Almanya'ya göç etmiş bir ailenin çocuğu olarak 1977'de Kassel'de dünyaya gelen Ömer, değişik kulüplerin altyapılarında oynadıktan sonra Hamburg'un efsanevi takımı St. Pauli'ye transfer olur. Bir sezon St. Pauli'de oynadıktan sonra Bursaspor'un da taliplisi olduğu bir transfer döneminde Hikmet Karaman'ın çalıştırdığı Erzurumspor'la anlaşır.
Erzurumspor'un ardından Güneydoğu'ya geçer ve Diyarbakırspor'a transfer olur. Şenol Karagöl'lü, Hasan Yiğit'li, Deniz Kolgu'lu ve Murat Hacıoğlu'lu Diyarbakır, 4 büyüklerin korkulu rüyası olurken Ömer Erdoğan'ın piyasası gittikçe artar ve 2 yıllık Diyarbakır macerasının ardından soluğu 2. Terim dönemini yaşayan Galatasaray'da alır.
Çalkantılarla geçen Galatasaray macerasında önce Bülent Korkmaz - F. De Boer ikilisinin ardında kalır. Kadro dışı vakalarının ardından forma şansı bulsa da Fatih Terim takımdan ayrılıp göreve Gheorghe Hagi getirilince yedek kulübesi çilesi yeniden başlar. Biri Fenerbahçe, biri de Elazığspor filelerine giden iki golüyle Galatasaray macerasına nokta koyar. Yeni durağı Malatyaspor olacaktır.
Ömer Erdoğan Malatyaspor'da 2 sezon geçirir. Aykut Kocaman vasıtasıyla transfer olduğu Malatya'da ilk sezonu güllük gülistanlık devam ederken ciddi bir sakatlık geçirir ve uzun müddet sahalardan uzak kalır. 2. sezonu ise tam bir felakettir. Özellikle Ziya Doğan döneminde hatrı sayılır başarılara imza atan, UEFA Kupası'na katılan Malatyaspor 2006'da Turkcell Super Lig'e veda eder. Ömer Erdoğan da o kadronun içerisindedir.
Malatyaspor'daki son maçlarında üst üste goller bulunca transfer döneminin paylaşılamayan futbolcularından biri olur. O ise tercihini lige yeni yükselen Bursaspor'dan yana kullanır. Bursaspor ona, o Bursaspor'a öyle uyum sağlar ki kaptanlığa dek yükselir. Ertuğrul Sağlam göreve getirilene dek inişli çıkışlı bir performans sergileyen Bursaspor, Sağlam'la birlikte adeta şahlanır ve bu şahlanışın en mühim parçalarından biri 30'unu geçmiş Ömer Erdoğan olur.
Ömer'in en önemli özelliği gol yollarındaki başarısı. Bu değirmenin suyu, Ömer'in Almanya'da santrfor olarak oynamasından kaynaklanıyor.

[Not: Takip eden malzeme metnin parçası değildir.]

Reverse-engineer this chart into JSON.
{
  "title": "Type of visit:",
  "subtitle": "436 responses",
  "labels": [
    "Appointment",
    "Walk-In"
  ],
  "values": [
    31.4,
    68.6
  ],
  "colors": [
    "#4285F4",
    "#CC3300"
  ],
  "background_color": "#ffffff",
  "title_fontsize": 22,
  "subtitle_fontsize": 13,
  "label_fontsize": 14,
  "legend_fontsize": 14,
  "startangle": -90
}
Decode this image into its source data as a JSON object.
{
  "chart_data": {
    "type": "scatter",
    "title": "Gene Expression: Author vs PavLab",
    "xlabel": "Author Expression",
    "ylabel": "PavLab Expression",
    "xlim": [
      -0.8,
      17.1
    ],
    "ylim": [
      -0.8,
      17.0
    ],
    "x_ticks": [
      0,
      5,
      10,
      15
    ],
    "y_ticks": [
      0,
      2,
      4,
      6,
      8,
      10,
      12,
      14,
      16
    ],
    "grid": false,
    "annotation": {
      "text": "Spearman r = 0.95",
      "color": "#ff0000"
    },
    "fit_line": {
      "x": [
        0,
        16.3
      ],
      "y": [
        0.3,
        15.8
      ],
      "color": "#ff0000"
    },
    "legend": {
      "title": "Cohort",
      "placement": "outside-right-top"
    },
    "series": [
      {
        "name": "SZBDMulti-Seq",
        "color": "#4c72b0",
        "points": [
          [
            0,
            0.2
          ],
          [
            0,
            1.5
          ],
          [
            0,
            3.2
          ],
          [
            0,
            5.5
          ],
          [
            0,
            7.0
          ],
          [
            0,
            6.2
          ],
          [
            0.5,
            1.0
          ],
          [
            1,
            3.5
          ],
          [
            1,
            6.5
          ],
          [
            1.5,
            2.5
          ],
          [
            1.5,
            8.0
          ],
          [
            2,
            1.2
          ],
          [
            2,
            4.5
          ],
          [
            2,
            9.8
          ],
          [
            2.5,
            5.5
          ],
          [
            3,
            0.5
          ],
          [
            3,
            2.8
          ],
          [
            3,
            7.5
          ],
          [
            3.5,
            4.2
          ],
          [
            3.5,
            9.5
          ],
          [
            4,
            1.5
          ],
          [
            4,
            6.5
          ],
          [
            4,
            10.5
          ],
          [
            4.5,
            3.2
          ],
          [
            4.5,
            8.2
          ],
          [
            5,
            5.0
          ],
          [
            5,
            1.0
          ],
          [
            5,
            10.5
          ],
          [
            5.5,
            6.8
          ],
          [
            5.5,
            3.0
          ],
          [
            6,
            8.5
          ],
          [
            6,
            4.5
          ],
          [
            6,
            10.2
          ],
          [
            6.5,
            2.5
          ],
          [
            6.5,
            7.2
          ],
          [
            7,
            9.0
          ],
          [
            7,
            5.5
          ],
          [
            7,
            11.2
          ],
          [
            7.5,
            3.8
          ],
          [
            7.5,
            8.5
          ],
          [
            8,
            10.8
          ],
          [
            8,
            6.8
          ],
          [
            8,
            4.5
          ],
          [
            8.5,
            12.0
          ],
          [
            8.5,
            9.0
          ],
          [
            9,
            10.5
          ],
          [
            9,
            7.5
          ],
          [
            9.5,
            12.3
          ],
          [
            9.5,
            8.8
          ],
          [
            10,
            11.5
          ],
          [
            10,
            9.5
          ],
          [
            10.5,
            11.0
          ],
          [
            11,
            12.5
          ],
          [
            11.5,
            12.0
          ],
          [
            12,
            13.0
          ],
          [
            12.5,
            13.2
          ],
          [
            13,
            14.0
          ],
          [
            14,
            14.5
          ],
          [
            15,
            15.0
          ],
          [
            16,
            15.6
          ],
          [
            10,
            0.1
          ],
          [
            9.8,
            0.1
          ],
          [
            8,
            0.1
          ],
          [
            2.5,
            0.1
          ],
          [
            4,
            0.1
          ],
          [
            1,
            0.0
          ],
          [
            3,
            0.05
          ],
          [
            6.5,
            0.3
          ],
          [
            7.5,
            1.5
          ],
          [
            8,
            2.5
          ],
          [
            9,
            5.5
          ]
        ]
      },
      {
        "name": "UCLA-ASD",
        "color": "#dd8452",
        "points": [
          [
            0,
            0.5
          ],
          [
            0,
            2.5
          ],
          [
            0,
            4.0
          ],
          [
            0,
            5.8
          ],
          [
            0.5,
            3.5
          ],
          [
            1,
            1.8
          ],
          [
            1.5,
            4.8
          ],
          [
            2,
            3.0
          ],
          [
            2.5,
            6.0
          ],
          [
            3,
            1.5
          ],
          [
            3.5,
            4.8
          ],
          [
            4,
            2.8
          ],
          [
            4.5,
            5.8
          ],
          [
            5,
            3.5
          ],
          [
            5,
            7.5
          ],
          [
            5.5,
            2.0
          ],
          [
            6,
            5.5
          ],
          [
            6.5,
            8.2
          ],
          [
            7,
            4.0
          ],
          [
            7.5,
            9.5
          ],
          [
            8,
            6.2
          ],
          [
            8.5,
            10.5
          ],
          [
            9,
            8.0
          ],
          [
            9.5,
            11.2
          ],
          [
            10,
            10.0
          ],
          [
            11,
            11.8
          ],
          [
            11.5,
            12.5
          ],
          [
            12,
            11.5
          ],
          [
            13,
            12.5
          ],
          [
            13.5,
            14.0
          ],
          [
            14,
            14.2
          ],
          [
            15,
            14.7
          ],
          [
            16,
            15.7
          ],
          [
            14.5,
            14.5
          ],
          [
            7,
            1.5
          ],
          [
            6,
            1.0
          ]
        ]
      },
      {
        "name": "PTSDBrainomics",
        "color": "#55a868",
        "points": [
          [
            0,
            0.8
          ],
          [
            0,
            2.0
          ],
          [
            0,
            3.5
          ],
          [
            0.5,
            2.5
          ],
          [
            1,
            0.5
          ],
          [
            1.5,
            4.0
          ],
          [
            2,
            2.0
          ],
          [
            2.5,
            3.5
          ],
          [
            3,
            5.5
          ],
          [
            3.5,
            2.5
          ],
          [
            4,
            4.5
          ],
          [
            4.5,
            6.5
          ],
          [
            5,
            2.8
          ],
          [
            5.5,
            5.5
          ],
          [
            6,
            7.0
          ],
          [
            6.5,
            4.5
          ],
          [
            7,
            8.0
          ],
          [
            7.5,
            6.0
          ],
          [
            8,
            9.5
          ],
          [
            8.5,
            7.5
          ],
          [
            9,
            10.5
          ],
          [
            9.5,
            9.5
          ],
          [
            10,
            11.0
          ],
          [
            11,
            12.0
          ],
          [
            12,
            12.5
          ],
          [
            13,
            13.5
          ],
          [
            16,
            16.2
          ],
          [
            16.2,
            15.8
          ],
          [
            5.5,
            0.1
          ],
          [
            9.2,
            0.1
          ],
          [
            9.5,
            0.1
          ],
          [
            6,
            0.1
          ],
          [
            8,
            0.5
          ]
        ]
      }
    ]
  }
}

Futbola santrfor olarak başlayan Ömer, bir defalığına stopere çekilir ve çekiliş, işte o çekiliş. O günden bugüne stoper olarak ülke futboluna nam salar.
Ligin açık ara en profesyonel ve en beyefendi futbolcularından olan Ömer, evli ve -bildiğim kadarıyla- 1 çocuk babası. Bilgi yanlışlığı varsa kendisinden özür dilerim :). Ömer'in favori takımı Bayern Münih, en beğendiği futbolcu Cristiano Ronaldo. Kendisi 2007'de Tam Saha dergisi için verdiği röportajda bugüne dek forma giydiği futbolculardan şöyle bir 11 oluşturmuş; "Kalecim Mondragon. Savunmanın sağına Emrah Eren'i soluna Celaleddin'i, defansın ortasına ise Egemen'le kendimi yerleştiriyorum. Orta alanın sağı için favorim Sabri Sarıoğlu. Solda Murat Erdoğan'ı çok beğenirim. Göbek için seçtiğim oyuncular Ayman ve Ergin Yücetaş. Forvet ikilim ise Sinan Kaloğlu ve Ümit Karan'dan oluşuyor."